Qui sait jusqu’où cela peut nous mener, car on peut voir ou visiter ces sites, tous
étant accessibles par voie routière.
Jouer du dictionnaire, c’est
aller d’un mot à l’autre, sans autre intention que de survoler des fragments de
territoires connus, déjà visités ou non. Ainsi, « abattis / abatis / déserts »,
premiers mots de la liste, qui signifie « une clairière dégagée par une
coupe forestière », me rappelle Les
Brûlés (1959), ce film de l’ONF réalisé par Bernard Devlin dans lequel on
voit et entend Félix Leclerc.
Les synonymes « affluent / tributaire »
m’ont ramené dans une région qui m’est familière : « Dans la région
de Lanaudière, la [rivière] Bayonne est l’un de ces tributaires du fleuve »
qu’elle va rejoindre à Berthierville. J’ai revu là les images des campagnes environnantes,
dont celle de Saint-Barthélemy où, enfant, je visitais une tante de ma mère.
Savez-vous qu’un arrière-pays est
« une zone continentale […] située à l’arrière d’un littoral ou d’un
fleuve et desservie par un port »? L’écrivain Victor-Lévy Beaulieu utilise
fréquemment cette expression, entre autres pour situer les villages de
Saint-Paul-de-la-Croix où il est né et de Saint-Jean-de-Dieu où il a étudié.
En jouant à saute-mouton d’une
entrée à une autre, on apprend des mots que nous utilisons si peu qu’on les
croit nouveaux. Quelques exemples : « barachois » nous vient du
basque « barratxoa » et signifie « un banc de sable qui protège
l’embouchure d’une rivière au contact de la mer »; « une lagune ou un
étang saumâtre ainsi créés derrière une barre »; un « morne »
est une éminence, un monticule, un rocher ou un groupe de collines qu’on associe
à des sites tels Grand Morne en Beauce ou Gros-Morne en Gaspésie.
Mon voyage dans l’univers de la
géographique québécoise m’a permis de constater que plusieurs vocables tirent
leur origine des langues amérindiennes, de la langue des conquérants Anglais et
d’autres contrées partageant les mêmes caprices de la géographie.

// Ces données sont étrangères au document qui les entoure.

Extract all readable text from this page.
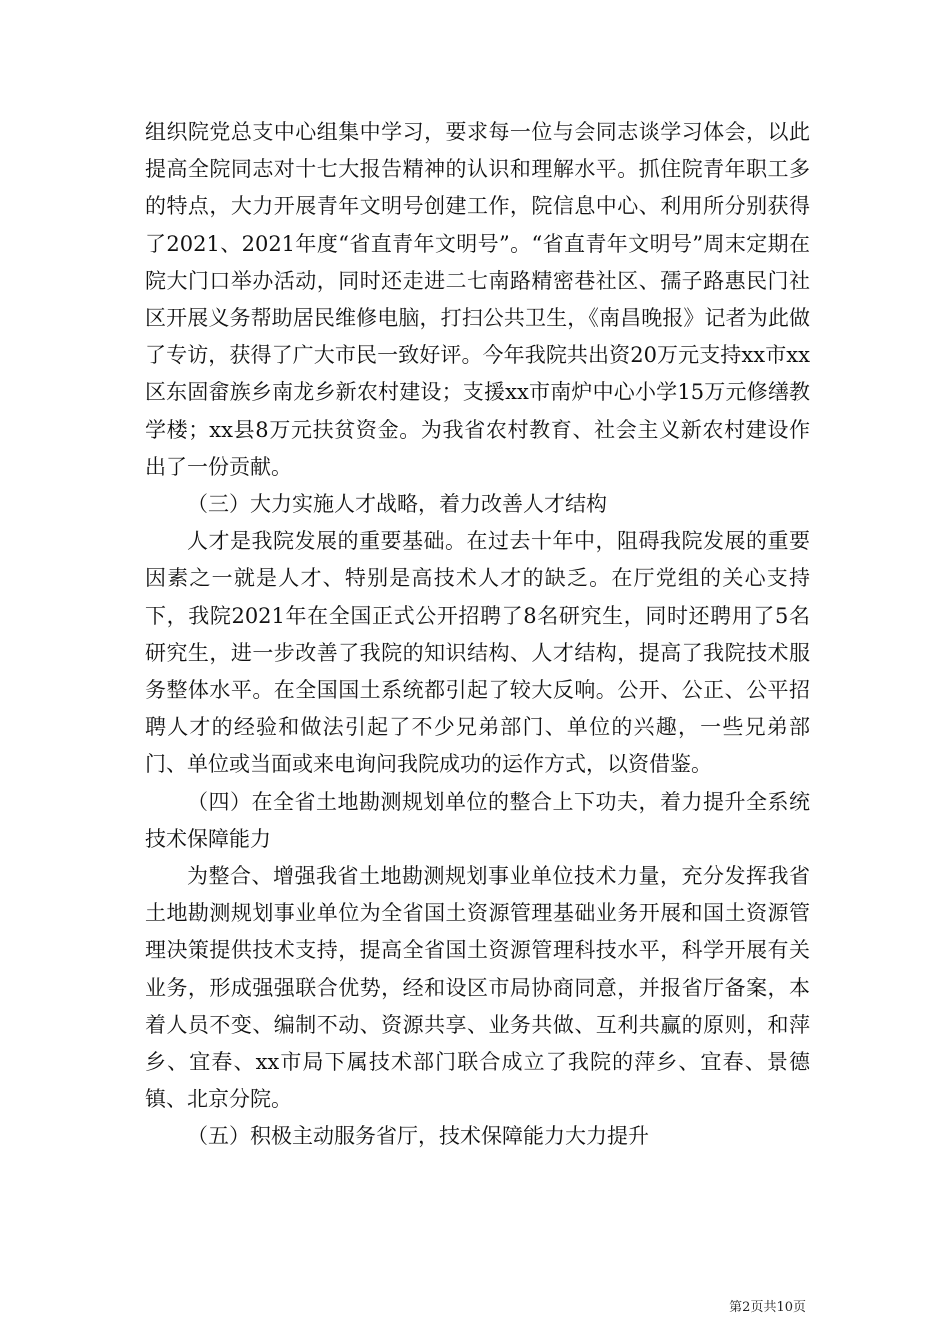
组织院党总支中心组集中学习，要求每一位与会同志谈学习体会，以此提高全院同志对十七大报告精神的认识和理解水平。抓住院青年职工多的特点，大力开展青年文明号创建工作，院信息中心、利用所分别获得了2021、2021年度“省直青年文明号”。“省直青年文明号”周末定期在院大门口举办活动，同时还走进二七南路精密巷社区、孺子路惠民门社区开展义务帮助居民维修电脑，打扫公共卫生，《南昌晚报》记者为此做了专访，获得了广大市民一致好评。今年我院共出资20万元支持xx市xx区东固畲族乡南龙乡新农村建设；支援xx市南炉中心小学15万元修缮教学楼；xx县8万元扶贫资金。为我省农村教育、社会主义新农村建设作出了一份贡献。

（三）大力实施人才战略，着力改善人才结构

人才是我院发展的重要基础。在过去十年中，阻碍我院发展的重要因素之一就是人才、特别是高技术人才的缺乏。在厅党组的关心支持下，我院2021年在全国正式公开招聘了8名研究生，同时还聘用了5名研究生，进一步改善了我院的知识结构、人才结构，提高了我院技术服务整体水平。在全国国土系统都引起了较大反响。公开、公正、公平招聘人才的经验和做法引起了不少兄弟部门、单位的兴趣，一些兄弟部门、单位或当面或来电询问我院成功的运作方式，以资借鉴。

（四）在全省土地勘测规划单位的整合上下功夫，着力提升全系统技术保障能力

为整合、增强我省土地勘测规划事业单位技术力量，充分发挥我省土地勘测规划事业单位为全省国土资源管理基础业务开展和国土资源管理决策提供技术支持，提高全省国土资源管理科技水平，科学开展有关业务，形成强强联合优势，经和设区市局协商同意，并报省厅备案，本着人员不变、编制不动、资源共享、业务共做、互利共赢的原则，和萍乡、宜春、xx市局下属技术部门联合成立了我院的萍乡、宜春、景德镇、北京分院。

（五）积极主动服务省厅，技术保障能力大力提升

第2页共10页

Le Dictionnaire géographique du Québec m’a permis de refaire mes
classes, de visiter des lieux connus et d’autres nouveaux. J’ai notamment
appris que tombolo est d’origine italienne et désigne «un cordon de sable ou de
gravier reliant une île ou un îlot au littoral ou au rivage principal»; pensons
aux dunes qui réunissent entre elles les îles de la Madeleine.
Normand Cazelais a eu
l’excellente idée de nous faire visiter, de façon originale, divers coins du
Québec en nous intéressant à leurs aspects géographiques particuliers. Cela
nous permet de découvrir ou de revoir de grandes richesses de ce vaste
territoire qui est le nôtre et d’en ressentir une fierté à sa mesure.